Of course, you could have unique indexes on multiple columns, in which case the combination of data would have to be unique (e.g. a unique index on Firstname,Lastname will happily accept a row with (Joe,Badzhanov), as the combination is not in the table yet, but would reject a second row with (Joe,Smith))
The UNIQUE index clause is really just a quirk of syntax in SQL Server and some other DBMSs. In Standard SQL, uniqueness constraints are implemented through the use of the PRIMARY KEY and UNIQUE CONSTRAINT syntax, not through indexes (there are no indexes in standard SQL).
The mechanism SQL Server uses internally to implement uniqueness constraints is called a unique index. A unique index gets created automatically for you whenever you create a PRIMARY KEY or UNIQUE constraint. For reasons best known to the SQL Server development team they decided to expose the UNIQUE keyword as part of the CREATE INDEX syntax, even though the constraint syntax does the same job.
In the interests of clarity and standards support I would recommend you avoid creating UNIQUE indexes explicitly wherever possible. Use the PRIMARY KEY or UNQIUE constraint syntax instead.
The UNIQUE clause specifies that the values in the column(s) must be unique across the table, essentially adding a unique constraint. A clustered index on a table specifies that the ordering of the rows in the table will be the same as the index. A non-clustered index does not change the physical ordering, which is why it is OK to have multiple non-clustered but only one clustered index. You can have unique or non-unique clustered and non-clustered indexes on a table.
I think the underlying question is: what is the difference between unique and non-unique indexes?
The answer is that entries in unique indexes can each only point to a single row, while entries in non-unique indexes can point to many rows.
For example, consider an order item table:
ORDER_NO INTEGER
LINE_NO INTEGER
PRODUCT_NO INTEGER
QUANTITY DECIMAL
- with a unique index on ORDER_NO and LINE_NO, and a non-unique index on PRODUCT_NO.
For a single combination of ORDER_NO and LINE_NO there can only be one entry in the table, while for a single value of PRODUCT_NO there can be many entries in the table (because there will be many entries for that value in the index).
I was creating a new table today in 10g when I noticed an interesting behavior. Here is an example of what I did:
CREATE TABLE test_table ( field_1 INTEGER PRIMARY KEY );
Oracle will by default, create a non-null unique index for the primary key. I double checked this. After a quick check, I find a unique index name SYS_C0065645. Everything is working as expected so far. Now I did this:
CREATE TABLE test_table ( field_1 INTEGER,
CONSTRAINT pk_test_table PRIMARY KEY (field_1) USING INDEX (CREATE INDEX idx_test_table_00 ON test_table (field_1)));
After describing my newly created index idx_test_table_00, I see that it is non-unique.

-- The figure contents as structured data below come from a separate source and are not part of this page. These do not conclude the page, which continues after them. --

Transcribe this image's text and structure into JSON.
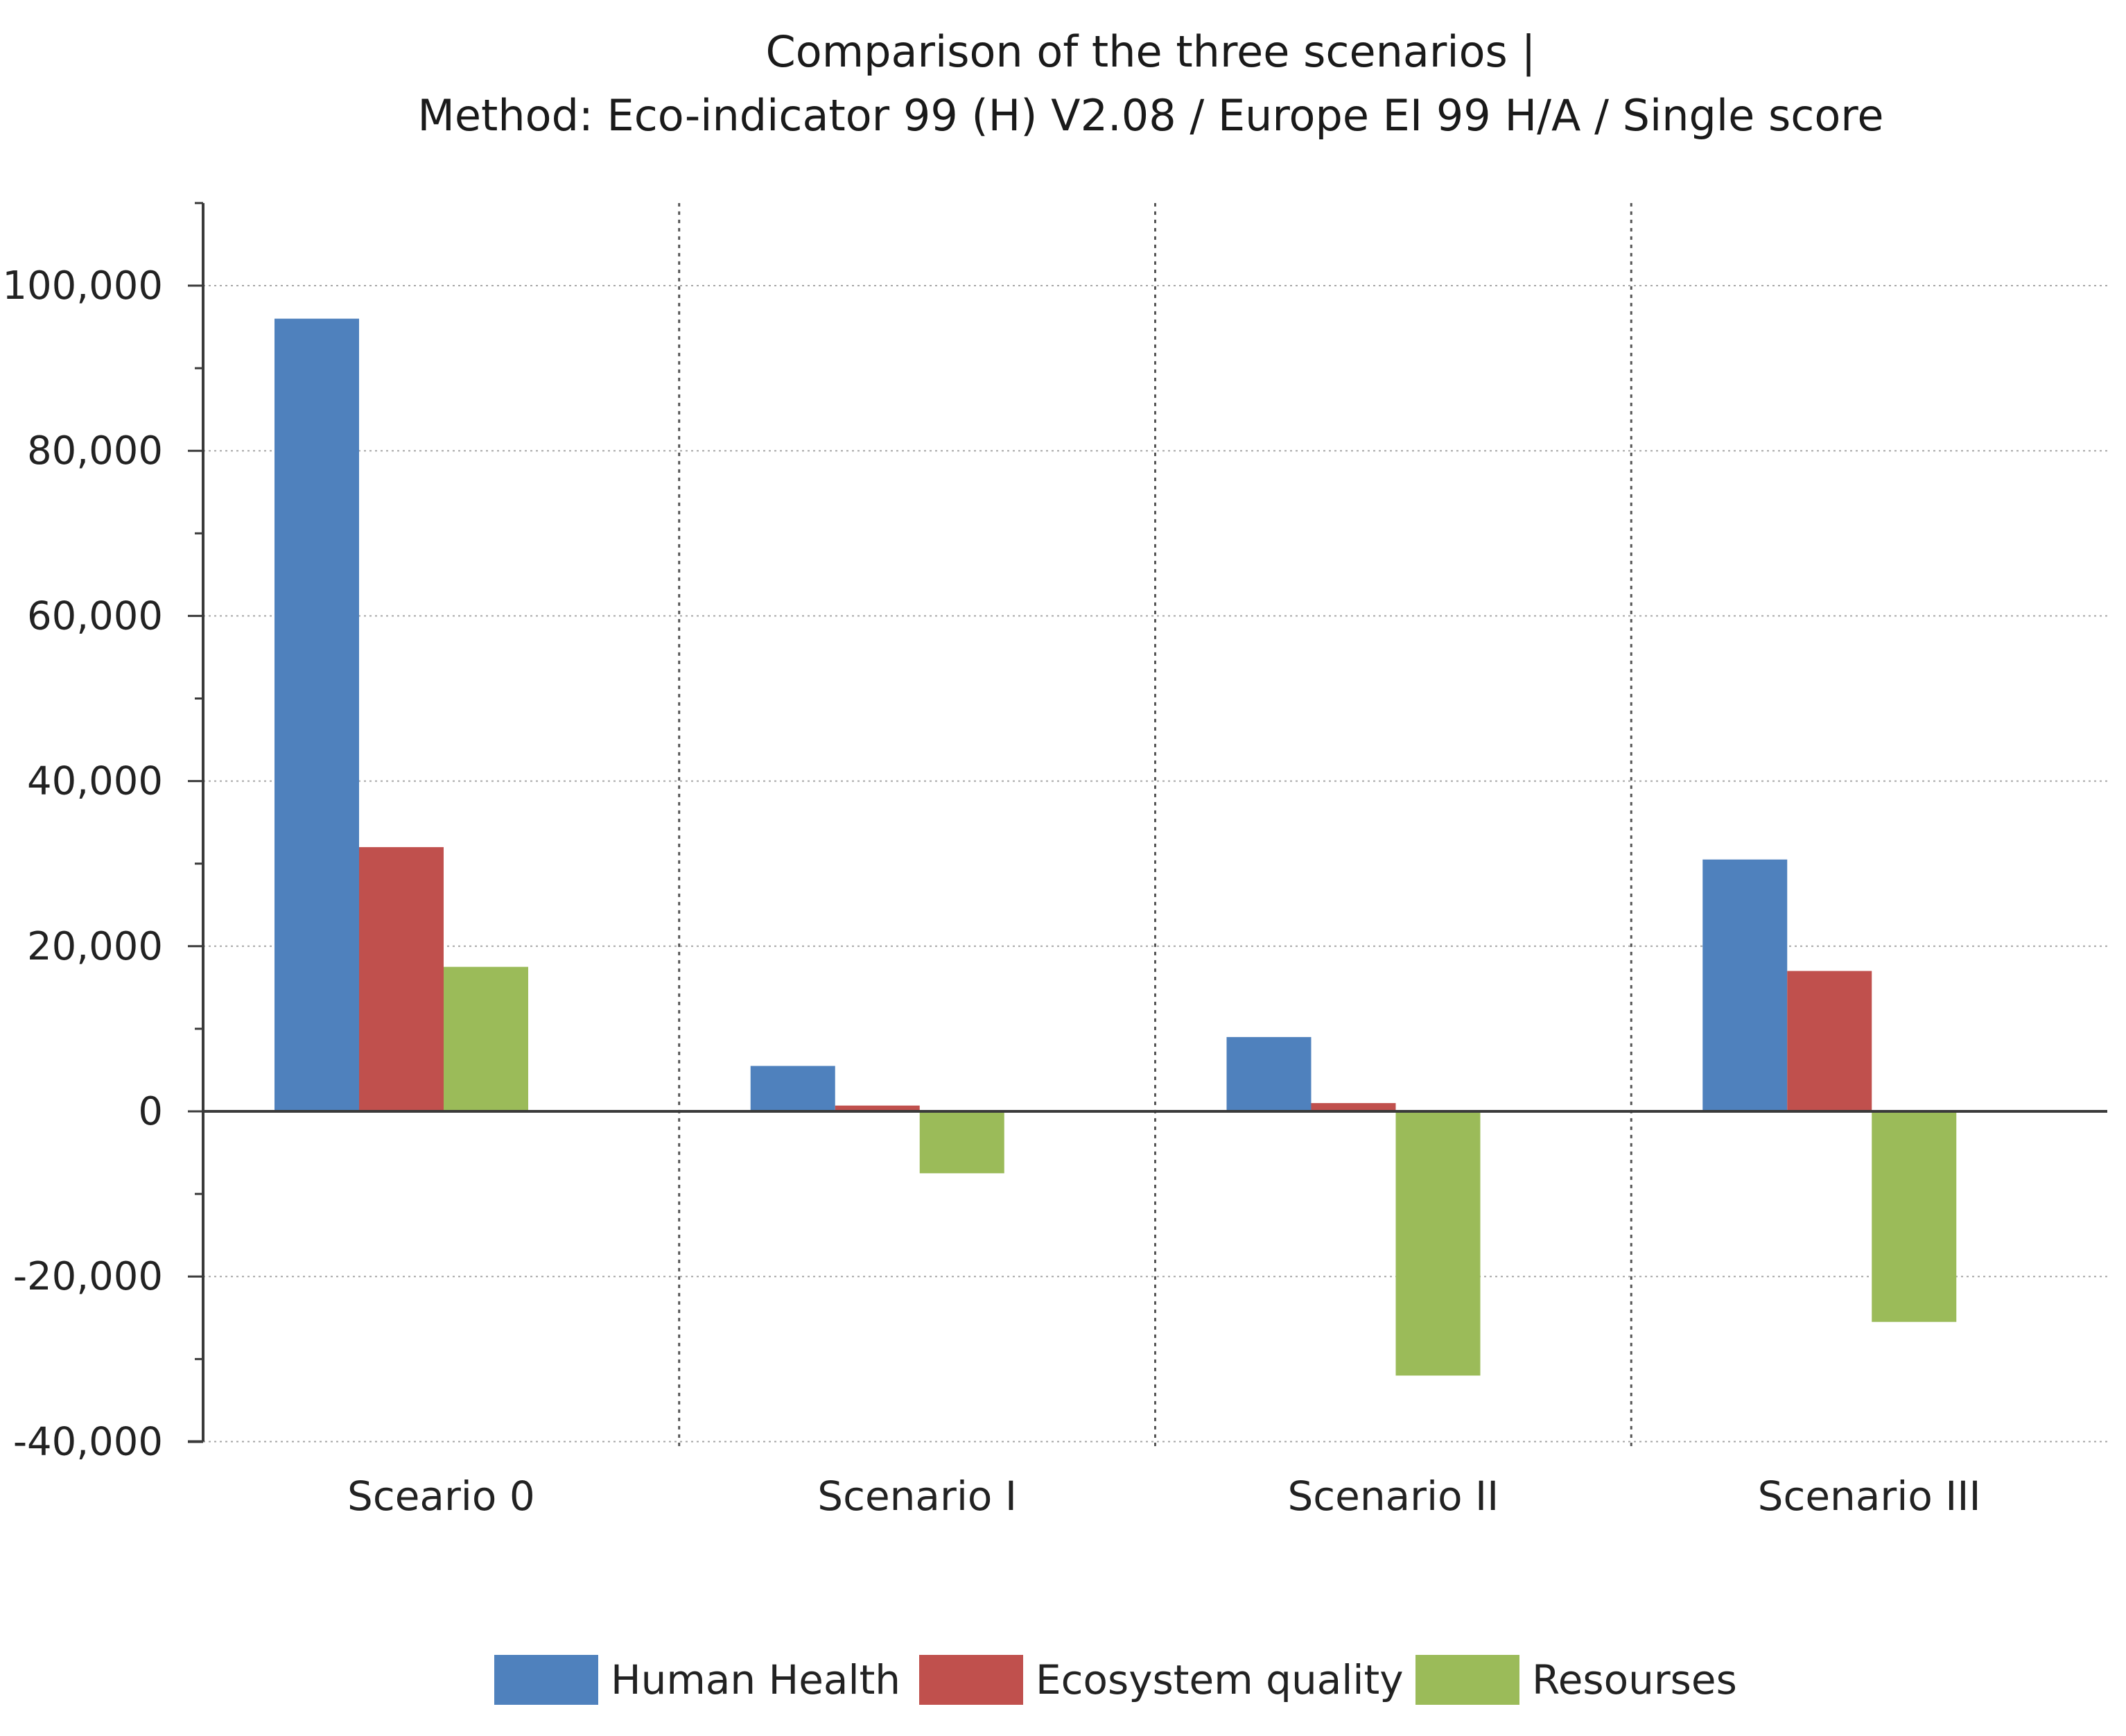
{
  "chart_data": {
    "type": "bar",
    "title": "Comparison of the three scenarios |",
    "subtitle": "Method: Eco-indicator 99 (H) V2.08 / Europe EI 99 H/A / Single score",
    "categories": [
      "Sceario 0",
      "Scenario I",
      "Scenario II",
      "Scenario III"
    ],
    "series": [
      {
        "name": "Human Health",
        "color": "#4f81bd",
        "values": [
          96000,
          5500,
          9000,
          30500
        ]
      },
      {
        "name": "Ecosystem quality",
        "color": "#c0504d",
        "values": [
          32000,
          700,
          1000,
          17000
        ]
      },
      {
        "name": "Resourses",
        "color": "#9bbb59",
        "values": [
          17500,
          -7500,
          -32000,
          -25500
        ]
      }
    ],
    "ylim": [
      -40000,
      110000
    ],
    "yticks": [
      -40000,
      -20000,
      0,
      20000,
      40000,
      60000,
      80000,
      100000
    ],
    "ytick_labels": [
      "-40,000",
      "-20,000",
      "0",
      "20,000",
      "40,000",
      "60,000",
      "80,000",
      "100,000"
    ],
    "xlabel": "",
    "ylabel": "",
    "grid": true,
    "legend_position": "bottom"
  }
}
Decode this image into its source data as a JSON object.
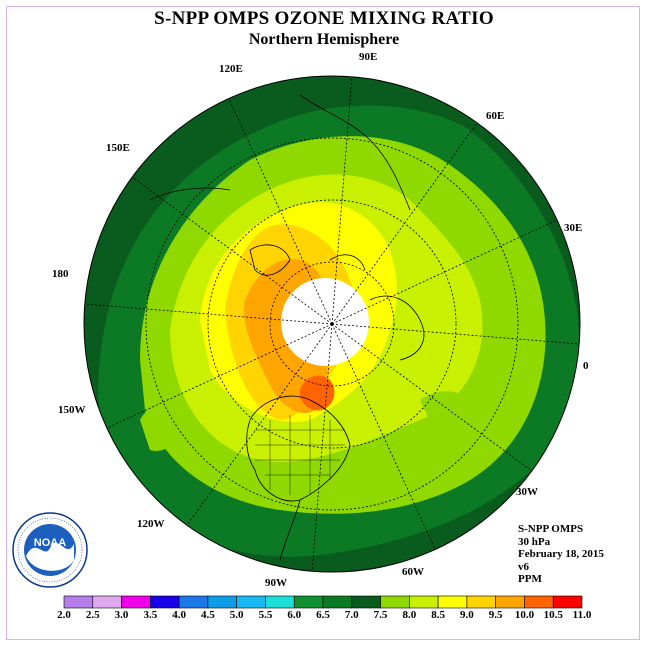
{
  "title": "S-NPP OMPS OZONE MIXING RATIO",
  "subtitle": "Northern Hemisphere",
  "longitude_labels": [
    {
      "text": "90E",
      "pos": "top"
    },
    {
      "text": "120E",
      "pos": "upper-left"
    },
    {
      "text": "60E",
      "pos": "upper-right"
    },
    {
      "text": "150E",
      "pos": "left-upper"
    },
    {
      "text": "30E",
      "pos": "right-upper"
    },
    {
      "text": "180",
      "pos": "left"
    },
    {
      "text": "0",
      "pos": "right"
    },
    {
      "text": "150W",
      "pos": "left-lower"
    },
    {
      "text": "30W",
      "pos": "right-lower"
    },
    {
      "text": "120W",
      "pos": "lower-left"
    },
    {
      "text": "60W",
      "pos": "lower-right"
    },
    {
      "text": "90W",
      "pos": "bottom"
    }
  ],
  "info": {
    "instrument": "S-NPP OMPS",
    "level": "30 hPa",
    "date": "February 18, 2015",
    "version": "v6",
    "units": "PPM"
  },
  "logo": {
    "text": "NOAA"
  },
  "colorbar": {
    "ticks": [
      "2.0",
      "2.5",
      "3.0",
      "3.5",
      "4.0",
      "4.5",
      "5.0",
      "5.5",
      "6.0",
      "6.5",
      "7.0",
      "7.5",
      "8.0",
      "8.5",
      "9.0",
      "9.5",
      "10.0",
      "10.5",
      "11.0"
    ],
    "colors": [
      "#b57ee8",
      "#e0a8ee",
      "#f000e8",
      "#1800e8",
      "#1c78e8",
      "#0c9ce8",
      "#18b8f0",
      "#1ce0d8",
      "#109030",
      "#0c7a24",
      "#0a5c1e",
      "#8fd800",
      "#c8f000",
      "#ffff00",
      "#ffd400",
      "#ffa500",
      "#ff6400",
      "#ff0000",
      "#8b5a3a"
    ]
  }
}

I tried to insert duplicate data into the table and was stopped by the primary key constraint, proving that the functionality has not been affected. It seems strange to me that Oracle would allow a non-unique index to be used for a primary key constraint. Why is this allowed?
There is actually no structural difference between a unique index and a non-unique index, Oracle can use either for the PK constraint. One advantage of allowing a PK definition like this is that you can disable or defer the constraint for data loading - this isn't possible with a unique index, so one could argue that this implementation is more flexible.
Why not allow it? I love that Oracle gives you lots of options and flexibility.
Maybe you can create one index and use it for two purposes:
validate the PK
help a query perform better
Oracle will by default create a non-null unique index
Oh, and the index has nothing to do with the not null aspect.
see this excellent article about non-unique indexes policing primary keys by Richard Foote. Richard shows that you will take a performance hit when using a non-unique index.
In other words: don't use non-unique indexes to police a primary key constraint unless you really need the constraint to be deferrable.